Fourth quarter gross domestic product (GDP), the total output of goods and services in the U.S., grew at an annual rate of 0.4 percent in 2012, up from previous estimates of 0.01 percent, the Commerce Department said Thursday.
This is the third and final revision of GDP figures for the October-December period. This is also the weakest quarterly output in nearly two years and a disappointing decline from Q3’s increase of 3.1 percent.
“The GDP estimate released today is based on more complete source data than were available for the ‘second’ estimate issued last month,” the report explains. “In the second estimate, real GDP increased 0.1 percent. While nonresidential fixed investment is higher than previously estimated, the revision to GDP has not changed the general picture of the economy.”
“The increase in real GDP in the fourth quarter primarily reflected positive contributions from personal consumption expenditures (PCE), nonresidential fixed investment, and residential fixed investment,” the report adds.
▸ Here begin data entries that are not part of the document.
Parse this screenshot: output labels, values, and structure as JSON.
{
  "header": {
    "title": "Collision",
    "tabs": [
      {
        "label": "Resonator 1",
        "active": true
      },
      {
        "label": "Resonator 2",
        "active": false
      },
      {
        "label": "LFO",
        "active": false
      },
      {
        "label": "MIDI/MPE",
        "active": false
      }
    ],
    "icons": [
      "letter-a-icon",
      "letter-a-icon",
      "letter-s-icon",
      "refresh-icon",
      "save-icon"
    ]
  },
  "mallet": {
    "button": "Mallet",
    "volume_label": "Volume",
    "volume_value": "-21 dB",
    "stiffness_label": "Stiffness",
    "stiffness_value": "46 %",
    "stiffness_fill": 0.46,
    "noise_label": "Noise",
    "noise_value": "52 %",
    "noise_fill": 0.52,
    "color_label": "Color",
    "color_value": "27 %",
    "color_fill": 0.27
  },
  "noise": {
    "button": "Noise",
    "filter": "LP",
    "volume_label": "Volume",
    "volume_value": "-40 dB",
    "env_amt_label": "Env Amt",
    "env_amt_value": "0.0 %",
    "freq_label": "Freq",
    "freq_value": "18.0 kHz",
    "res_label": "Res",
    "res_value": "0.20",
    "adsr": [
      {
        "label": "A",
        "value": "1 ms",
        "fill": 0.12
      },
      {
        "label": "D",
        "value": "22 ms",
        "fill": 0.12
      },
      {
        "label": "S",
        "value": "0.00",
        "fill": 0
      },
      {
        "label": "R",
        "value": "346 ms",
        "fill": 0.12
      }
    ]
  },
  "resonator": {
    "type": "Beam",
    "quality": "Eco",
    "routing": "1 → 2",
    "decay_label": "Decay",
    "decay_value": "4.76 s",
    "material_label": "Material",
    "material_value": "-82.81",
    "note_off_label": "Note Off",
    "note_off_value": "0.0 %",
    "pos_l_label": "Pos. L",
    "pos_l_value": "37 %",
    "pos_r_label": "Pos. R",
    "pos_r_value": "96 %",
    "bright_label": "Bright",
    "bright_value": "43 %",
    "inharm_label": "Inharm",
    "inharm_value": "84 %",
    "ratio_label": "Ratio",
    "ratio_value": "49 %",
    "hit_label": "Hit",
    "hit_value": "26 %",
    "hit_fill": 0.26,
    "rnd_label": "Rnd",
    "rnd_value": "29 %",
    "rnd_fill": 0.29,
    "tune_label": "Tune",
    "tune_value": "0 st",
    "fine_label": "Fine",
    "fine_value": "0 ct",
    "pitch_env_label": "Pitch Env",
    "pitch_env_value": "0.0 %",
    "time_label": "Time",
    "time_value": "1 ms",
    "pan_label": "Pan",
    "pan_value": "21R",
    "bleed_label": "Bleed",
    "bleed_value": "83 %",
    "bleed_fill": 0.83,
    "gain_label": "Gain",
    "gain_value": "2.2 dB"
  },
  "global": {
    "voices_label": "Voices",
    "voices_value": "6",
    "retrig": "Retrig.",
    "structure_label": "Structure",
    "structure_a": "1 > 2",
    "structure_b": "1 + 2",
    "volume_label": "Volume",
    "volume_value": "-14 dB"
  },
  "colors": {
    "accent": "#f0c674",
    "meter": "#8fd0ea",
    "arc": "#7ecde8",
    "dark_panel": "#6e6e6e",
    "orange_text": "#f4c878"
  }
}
However, these positive contributions were offset by negative contributions from private inventory investment, federal government spending, exports, and state and local government spending, according to report.
“Imports, which are a subtraction in the calculation of GDP, decreased,” the report reads.
Pay close attention to this part of the report:
The deceleration in real GDP in the fourth quarter primarily reflected downturns in private inventory investment, in federal government spending, in exports, and in state and local government spending that were partly offset by an upturn in nonresidential fixed investment, a larger decrease in imports, and an acceleration in PCE.
So there you have it. Those are the final GDP figures for Q4, “a number largely meaningless, although it does put closure to the economy in 2012,” as Zero Hedge puts it.